# Homework Help: [Help] battery power to boil water

1. Dec 2, 2013

### Inventor2014

Hello everyone,

I'm stuck at a basic physics challenge that I randomly thought on the drive home from work.
The quick question is: how do i find out the amount of rechargeable batteries needed to boil water from room temp (20°C)?

My research:
A kettle uses a power cord connected to the base and receives 120V-220V (depending on the kettle).
To boil water from room temp (20°C) to boiling point (100°C), I calculated the power to be:

M=100ml ~ 100g
C= 4.186 J/g C
T = 80°C

Q=MCT
= 100 grams * (100°C - 20°C) * 4.186 J/g C = 33488 J = 33.488 kJ

I've been told that once the water is at 100°C, still more energy must be added.
This is given by the heat of vaporization, which for water is 40.7 kJ / mol or 2261 Joules per gram.
once the 100 grams of water is at 100 °C, this amount of energy must be added to boil it:
100 g * 2261 Joules/gram = 226100 Joules = 226.1 kJ

so in total 226 + 33.5 = 259.5 kj (260kJ for simplicity) to boil 100mL of room temp water.

Is this correct? if yes, how do i calculate the amount of batteries from knowing that i need to generate 260kJ and boil water?

i am trying to make it so i don't use the power outlet but fully portable and just use rechargeable batteries to boil water

2. Dec 3, 2013

### Staff: Mentor

Your estimates assume no loses of heat - so they are too low.

Power you draw from a battery is UI - potential in volts times current in amperes. Assume your battery works at 12 volts (or whatever) and is capable of delivering 1 A (or whatever), see for how long it has to work to deliver 260 kJ.

Do you want to boil the water out, or just to heat it to boiling (as in making coffee?) If it is the latter, you need only 33 kJ, plus some more to see it started to boil, but definitely not 260 kJ (after that you have no water left).

Using battery for boiling water is one of the most inefficient things that can be done with battery, any burner will be better. It is a matter of energy density.

Note: while technically not a homework, it is a homework like problem. I am moving it to a correct sub forum.

3. Dec 4, 2013

### Inventor2014

E = [500 grams * (80 C) * 4.186 J/g C ] = 167440.0 so that is for the energy to heat the water.

I just want to heat it up and leave it, like say for tea.

my main question is, what battery capacity and voltage would be best to use to heat up water by 10C and by 80C, how do you calculate that?

edit:
i got the kj it takes to boil water
how do i find the kj each battery has if i have the voltage and the capacity (mAh) given?
this way it will answer my initial question of how many batteries would be needed depending on the battery i use

Last edited: Dec 5, 2013
4. Dec 5, 2013

V*A=W, W*s=J

5. Dec 5, 2013

### Inventor2014

so if my battery is:
3.4 Ah, 3.7V - if i run it for 5min (300s) straight it would give out 40.8 A and that results in 45.3 kJ.

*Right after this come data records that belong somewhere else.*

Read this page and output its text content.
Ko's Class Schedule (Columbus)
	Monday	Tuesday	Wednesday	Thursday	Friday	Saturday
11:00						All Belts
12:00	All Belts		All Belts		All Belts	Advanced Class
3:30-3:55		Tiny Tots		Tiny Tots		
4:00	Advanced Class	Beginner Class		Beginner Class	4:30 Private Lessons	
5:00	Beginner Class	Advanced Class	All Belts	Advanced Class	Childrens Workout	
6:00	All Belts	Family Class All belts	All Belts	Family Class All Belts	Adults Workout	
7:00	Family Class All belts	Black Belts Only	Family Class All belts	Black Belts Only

So if water requires 167.4kJ, i will need about 4 of these batteries to accomplish 80C temp increase? that sounds wrong to me

6. Dec 5, 2013

### Staff: Mentor

You math is OK. I would go a slightly different route - Ah means 1A for 3600 seconds, so 3.4 Ah at 3.7 V means 3.4*3600*3.7=45288 J, which is 45.3 kJ that you got.

I told you heating water with batteries won't work.

7. Dec 5, 2013

### Inventor2014

Sorry if im being stubborn but i want to understand why it won't work
40.8A is too much for a little battery like that i assume and probably will kill it fast?

how about keep the water warm (after it was boiled with a kettle)?

8. Dec 5, 2013

### Staff: Mentor

If you can store the boiled water in a well insulated container, you need very little energy to maintain it at boiling point. A near-perfect insulator such as a vacuum flask will keep water very hot for a long time without a need for constantly adding energy.

For camping you can buy an immersion resistance heater that operates off a car battery and will boil a cup of water without flattening the battery much.

9. Dec 5, 2013